- February 19: Sidelined from throwing with an inflamed nerve in right biceps.
- March 10: Optioned to AAA Jacksonville.
- April 12: Reported to be throwing from 75 feet.
- May 4: Completes 20-pitch bullpen session after throwing from 105 feet for the past two weeks.
- June 2: Throws 35 pitches over two innings in extended spring game.
- June 6: Pitches three scoreless innings at Low-A Jupiter.
- June 20: Rehab moved to AA Pensacola, striking out 7 and allowing 1 run over 4 1⁄3 innings.
- July 13: Promoted to AAA Jacksonville.
- August 25: Recalled from AAA to make debut against Washington.
- August 26: Allows 3 runs over 6 1⁄3 innings in 4-3 win, walking 2 and earning a no-decision.
- September 12: Departed start against Atlanta after 3 2⁄3 innings with a sore big right toe.
- September 30: Removed from start against the Mets due to a blister on right middle finger.
By the Numbers
Assessing Edward Cabrera’s 2021 season doesn’t do justice to the potential the young right-hander possesses.

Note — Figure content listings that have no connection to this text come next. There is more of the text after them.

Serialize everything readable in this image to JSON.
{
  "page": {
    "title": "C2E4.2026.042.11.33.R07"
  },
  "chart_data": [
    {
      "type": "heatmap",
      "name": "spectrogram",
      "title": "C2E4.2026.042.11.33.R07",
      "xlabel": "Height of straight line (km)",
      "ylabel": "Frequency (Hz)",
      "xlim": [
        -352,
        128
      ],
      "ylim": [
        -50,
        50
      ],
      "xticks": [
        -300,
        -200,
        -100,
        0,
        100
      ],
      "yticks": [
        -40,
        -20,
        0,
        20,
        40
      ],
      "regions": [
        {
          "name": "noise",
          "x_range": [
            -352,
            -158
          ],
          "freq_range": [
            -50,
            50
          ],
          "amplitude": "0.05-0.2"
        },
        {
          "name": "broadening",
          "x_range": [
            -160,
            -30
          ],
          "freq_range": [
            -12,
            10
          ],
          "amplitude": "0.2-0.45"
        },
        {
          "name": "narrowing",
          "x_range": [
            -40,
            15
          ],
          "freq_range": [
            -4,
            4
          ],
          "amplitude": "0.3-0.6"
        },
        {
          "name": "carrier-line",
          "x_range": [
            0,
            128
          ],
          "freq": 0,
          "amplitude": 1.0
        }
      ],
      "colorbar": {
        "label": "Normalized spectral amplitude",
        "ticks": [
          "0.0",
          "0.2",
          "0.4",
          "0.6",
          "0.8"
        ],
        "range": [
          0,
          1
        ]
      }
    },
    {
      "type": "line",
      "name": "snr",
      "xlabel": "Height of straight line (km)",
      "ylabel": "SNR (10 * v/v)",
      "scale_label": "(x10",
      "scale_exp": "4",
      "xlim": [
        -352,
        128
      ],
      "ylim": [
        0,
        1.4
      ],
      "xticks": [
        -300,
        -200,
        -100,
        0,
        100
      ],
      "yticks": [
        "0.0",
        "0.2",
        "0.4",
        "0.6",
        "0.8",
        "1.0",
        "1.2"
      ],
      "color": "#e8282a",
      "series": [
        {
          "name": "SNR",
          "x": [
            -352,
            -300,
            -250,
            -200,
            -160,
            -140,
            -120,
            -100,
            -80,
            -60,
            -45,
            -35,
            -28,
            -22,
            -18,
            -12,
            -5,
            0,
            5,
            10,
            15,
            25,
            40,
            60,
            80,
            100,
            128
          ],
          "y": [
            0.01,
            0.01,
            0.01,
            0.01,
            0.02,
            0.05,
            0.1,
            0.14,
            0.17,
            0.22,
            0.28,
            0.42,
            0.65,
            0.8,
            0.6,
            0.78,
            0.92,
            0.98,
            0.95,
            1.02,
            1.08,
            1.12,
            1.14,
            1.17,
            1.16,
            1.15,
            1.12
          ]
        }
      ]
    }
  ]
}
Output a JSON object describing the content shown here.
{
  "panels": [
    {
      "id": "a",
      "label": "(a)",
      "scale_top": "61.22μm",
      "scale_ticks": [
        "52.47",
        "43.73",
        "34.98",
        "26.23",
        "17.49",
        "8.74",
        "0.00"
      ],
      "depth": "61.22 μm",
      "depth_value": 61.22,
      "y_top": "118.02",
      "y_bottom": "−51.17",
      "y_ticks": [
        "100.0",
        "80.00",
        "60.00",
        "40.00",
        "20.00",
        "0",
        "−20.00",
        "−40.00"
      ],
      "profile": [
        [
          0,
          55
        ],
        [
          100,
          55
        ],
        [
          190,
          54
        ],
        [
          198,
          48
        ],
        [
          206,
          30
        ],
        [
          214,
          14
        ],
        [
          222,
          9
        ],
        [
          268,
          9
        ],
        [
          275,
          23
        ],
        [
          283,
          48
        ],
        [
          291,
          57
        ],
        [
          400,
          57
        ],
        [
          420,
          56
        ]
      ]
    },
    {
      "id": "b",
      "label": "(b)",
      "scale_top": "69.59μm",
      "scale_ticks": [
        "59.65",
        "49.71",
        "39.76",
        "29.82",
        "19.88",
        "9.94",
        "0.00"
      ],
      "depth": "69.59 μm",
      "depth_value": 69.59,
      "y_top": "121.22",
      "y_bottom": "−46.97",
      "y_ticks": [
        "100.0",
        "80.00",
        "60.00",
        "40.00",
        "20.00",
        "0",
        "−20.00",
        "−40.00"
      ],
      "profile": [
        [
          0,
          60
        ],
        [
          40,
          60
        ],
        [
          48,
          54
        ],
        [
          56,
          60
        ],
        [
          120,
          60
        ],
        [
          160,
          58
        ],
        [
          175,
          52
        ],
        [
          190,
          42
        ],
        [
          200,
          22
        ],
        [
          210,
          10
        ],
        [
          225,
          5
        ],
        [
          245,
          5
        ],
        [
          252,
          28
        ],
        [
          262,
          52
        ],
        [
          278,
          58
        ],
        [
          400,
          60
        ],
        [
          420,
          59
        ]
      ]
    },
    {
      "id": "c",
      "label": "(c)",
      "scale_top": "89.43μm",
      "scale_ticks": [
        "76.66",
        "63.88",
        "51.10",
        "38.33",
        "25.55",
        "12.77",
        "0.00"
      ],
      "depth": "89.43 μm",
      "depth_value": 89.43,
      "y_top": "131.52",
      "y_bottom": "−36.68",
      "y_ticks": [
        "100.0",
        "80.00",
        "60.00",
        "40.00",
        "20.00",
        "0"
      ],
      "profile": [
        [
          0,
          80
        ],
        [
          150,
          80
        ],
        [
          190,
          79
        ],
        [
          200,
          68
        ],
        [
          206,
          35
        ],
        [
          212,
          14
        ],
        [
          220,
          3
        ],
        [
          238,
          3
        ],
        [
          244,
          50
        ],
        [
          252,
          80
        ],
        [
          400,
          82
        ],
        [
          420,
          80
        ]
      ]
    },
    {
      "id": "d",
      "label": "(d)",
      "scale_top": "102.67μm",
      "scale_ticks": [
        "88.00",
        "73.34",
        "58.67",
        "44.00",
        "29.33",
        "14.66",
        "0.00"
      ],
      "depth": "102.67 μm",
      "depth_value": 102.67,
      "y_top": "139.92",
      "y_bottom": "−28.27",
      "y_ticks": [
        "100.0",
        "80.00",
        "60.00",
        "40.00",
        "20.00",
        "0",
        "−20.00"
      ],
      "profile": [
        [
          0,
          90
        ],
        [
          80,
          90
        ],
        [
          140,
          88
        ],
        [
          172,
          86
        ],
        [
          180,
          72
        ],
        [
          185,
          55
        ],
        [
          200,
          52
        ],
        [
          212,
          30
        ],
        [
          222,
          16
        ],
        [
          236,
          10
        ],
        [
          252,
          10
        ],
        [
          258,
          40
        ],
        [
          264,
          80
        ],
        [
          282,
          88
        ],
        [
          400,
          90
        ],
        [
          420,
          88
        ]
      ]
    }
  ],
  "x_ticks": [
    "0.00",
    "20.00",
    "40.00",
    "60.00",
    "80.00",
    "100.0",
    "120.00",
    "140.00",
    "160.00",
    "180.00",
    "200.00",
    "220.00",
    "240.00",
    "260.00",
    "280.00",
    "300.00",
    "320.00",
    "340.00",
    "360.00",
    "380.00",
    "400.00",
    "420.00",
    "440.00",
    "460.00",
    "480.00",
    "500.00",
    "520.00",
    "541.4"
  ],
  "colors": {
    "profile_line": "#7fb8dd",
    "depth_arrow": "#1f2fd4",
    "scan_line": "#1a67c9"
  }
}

In 26 1⁄3 innings over 7 starts, Cabrera finished 0-3 with an ERA of 5.81. His 19 walks contributed greatly to a 6.63 FIP. He was constantly working with traffic on the basepaths (1.633 WHIP).
But how much stock do you put into these numbers considering the recurring injuries—right biceps inflammation, a toe injury, and a season-ending blister issue—that hung over Cabrera all season long?
After all, these injuries limited Cabrera to just 87 2⁄3 innings across A, AA, AAA and The Show this past season.
Prior to getting the call to make his debut in late August, Cabrera had been among Minor League Baseball’s most effective pitchers, posting a 2.93 ERA over 61 1⁄3 innings, in which he struck out 92 hitters (13.5 K/9). And while peripheral metrics discount the importance of ERA to an extent, it is important to note, should one still be filled with concern about how Cabrera projects, that his ERA gradually increased with each promotion in 2021.
Cabrera’s pitch mix is led by a high-90s fastball that finished in the 92nd percentile in average velocity, according to Baseball Savant. His slider has top-of-the-scale 80 grade potential, per FanGraphs—big league hitters hit just .083 with a .167 slugging percentage and 39.6% whiff rate against it in 2021.
The weak link of Cabrera’s repertoire right now is his changeup. By weighted on-base average (.647 wOBA), it generated some of the worst results of any individual MLB pitch.
Edward Cabrera strikes out Kevin Newman, Bryan Reynolds and Yoshi Tsutsugo, all on breaking balls pic.twitter.com/9dxj843ysc— Fish Stripes (@fishstripes) September 18, 2021
Marlins No. 2 prospect Edward Cabrera was quality in his MLB debut!— Farm To Fame (@FarmToFame_) August 26, 2021
6.1 IP, 4 H, 3 ER, 3 BB, 2 K
Will Cabrera Be Back in 2022?
Absolutely. Given his projectability and the fact that the team still holds 6 years of club control, Cabrera will either continue to take his lumps or build upon his 2021 debut.
Because he threw less than 90 innings this past year, Miami could be inclined to start Cabrera in the bullpen in order to build him up as the season progresses. But should the suspect command we saw in the Majors in 2021 not sort itself out, perhaps a relief role will ultimately prove to be the best utilization of his talents. In a worst-case scenario where he’s simply ineffective, the Marlins still hold a minor league option on him.